Le Conseil d'analyse économique (CAE) a proposé au Premier ministre, en septembre dernier, la mise en place d'une taxation pour les propriétaires occupants. Ces derniers pourraient être imposés sur les loyers fictifs qu'ils toucheraient s'ils mettaient leur résidence principale en location, ainsi que sur l'augmentation annuelle de la valeur du bien.
L'État, qui encourageait jusque-là les citoyens à devenir propriétaires de leur logement, serait-il en train de faire volte-face ? C'est ce que l'on serait porté à croire, à la lecture d'un rapport du Conseil d'analyse économique (CAE) remis en septembre dernier au Premier ministre. Il suggère notamment la création d'une taxe destinée aux propriétaires occupants, calculée sur la base des loyers que leur bien pourrait leur rapporter... s'il était mis en location.
Concrètement, la note propose d'imposer les
"loyers implicites nets des intérêts d'emprunt", c'est-à-dire le montant des loyers que percevrait le propriétaire s'il louait son bien immobilier. Cette somme, dont seraient déduits les intérêts d'emprunt, s'ajouterait ainsi aux divers revenus du ménage, et seraient taxés comme tels.
Par ailleurs, le CAE souhaiterait
"annualiser la plus-value réelle (en déduisant l'inflation) avant de l'imposer au barème général de l'impôt sur le revenu". En d'autres termes, le propriétaire occupant serait taxé chaque année sur l'augmentation de la valeur de son bien immobilier, en fonction des fluctuations du marché.
Cet impôt ne concernerait que les propriétaires occupants ayant remboursé intégralement les prêts immobiliers contractés pour l'achat du bien en question. Il s'agirait donc d'une nouvelle taxation du capital, sous prétexte de
"rééquilibrer la fiscalité", estime le CAE.
La proposition est très violemment dénoncée par l'Union nationale de la propriété immobilière (UNPI), qui évoque
"une proposition funeste et provocatrice" dont la mise en œuvre
"présenterait un risque majeur pour la paix sociale en France".
Par la voix de son président, Jean Perrin, l'association défend les propriétaires occupants :
"Les assimiler à des rentiers sous prétexte qu'ils ont enfin remboursé leur prêt relève de la provocation pure et simple".
A l'heure actuelle, les propriétaires occupants, qui sont exonérés de taxes liées à leur logement (hormis la taxe foncière) et même de taxation sur les plus-values immobilières consécutives à la vente du bien, bénéficient d'une fiscalité très favorable.
Trop favorable, peut-être, puisque ces foyers fiscaux sont dans le collimateur du CAE. Mais l'idée d'une taxe pour les propriétaires occupants avait déjà été évoquée par le Haut conseil de financement de la protection sociale, dans une note également remise au Premier ministre, en juin dernier.
Avant eux, l'OCDE, dans son rapport annuel sur la France publié en mars 2013, avait formulé la même remarque concernant le favoritisme envers les propriétaires occupants.

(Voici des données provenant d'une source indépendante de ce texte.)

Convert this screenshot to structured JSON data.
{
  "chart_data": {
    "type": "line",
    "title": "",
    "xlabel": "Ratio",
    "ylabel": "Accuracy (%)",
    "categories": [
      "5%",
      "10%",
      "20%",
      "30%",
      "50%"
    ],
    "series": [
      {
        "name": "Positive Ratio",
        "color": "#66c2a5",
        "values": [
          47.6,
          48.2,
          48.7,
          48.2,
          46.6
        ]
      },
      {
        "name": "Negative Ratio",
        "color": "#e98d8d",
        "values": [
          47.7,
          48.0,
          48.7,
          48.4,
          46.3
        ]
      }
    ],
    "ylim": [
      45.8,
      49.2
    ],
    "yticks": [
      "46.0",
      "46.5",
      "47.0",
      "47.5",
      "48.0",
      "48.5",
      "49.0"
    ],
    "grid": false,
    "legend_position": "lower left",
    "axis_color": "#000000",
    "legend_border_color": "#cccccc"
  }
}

En 2012, déjà, des membres du Parti socialiste avait suggéré la création d'une telle taxe au Président de la République, à l'occasion des 100 jours de son arrivée à l'Élysée.
Plus surprenant encore : une telle mesure existait déjà au début du XXème siècle ! La loi taxant les ménages propriétaires de leur résidence principale avait été abrogée en 1964 pour encourager l'accession. Les propriétaires occupants, qui représentent aujourd'hui plus de la moitié des foyers français, ont donc, décidément, du souci à se faire.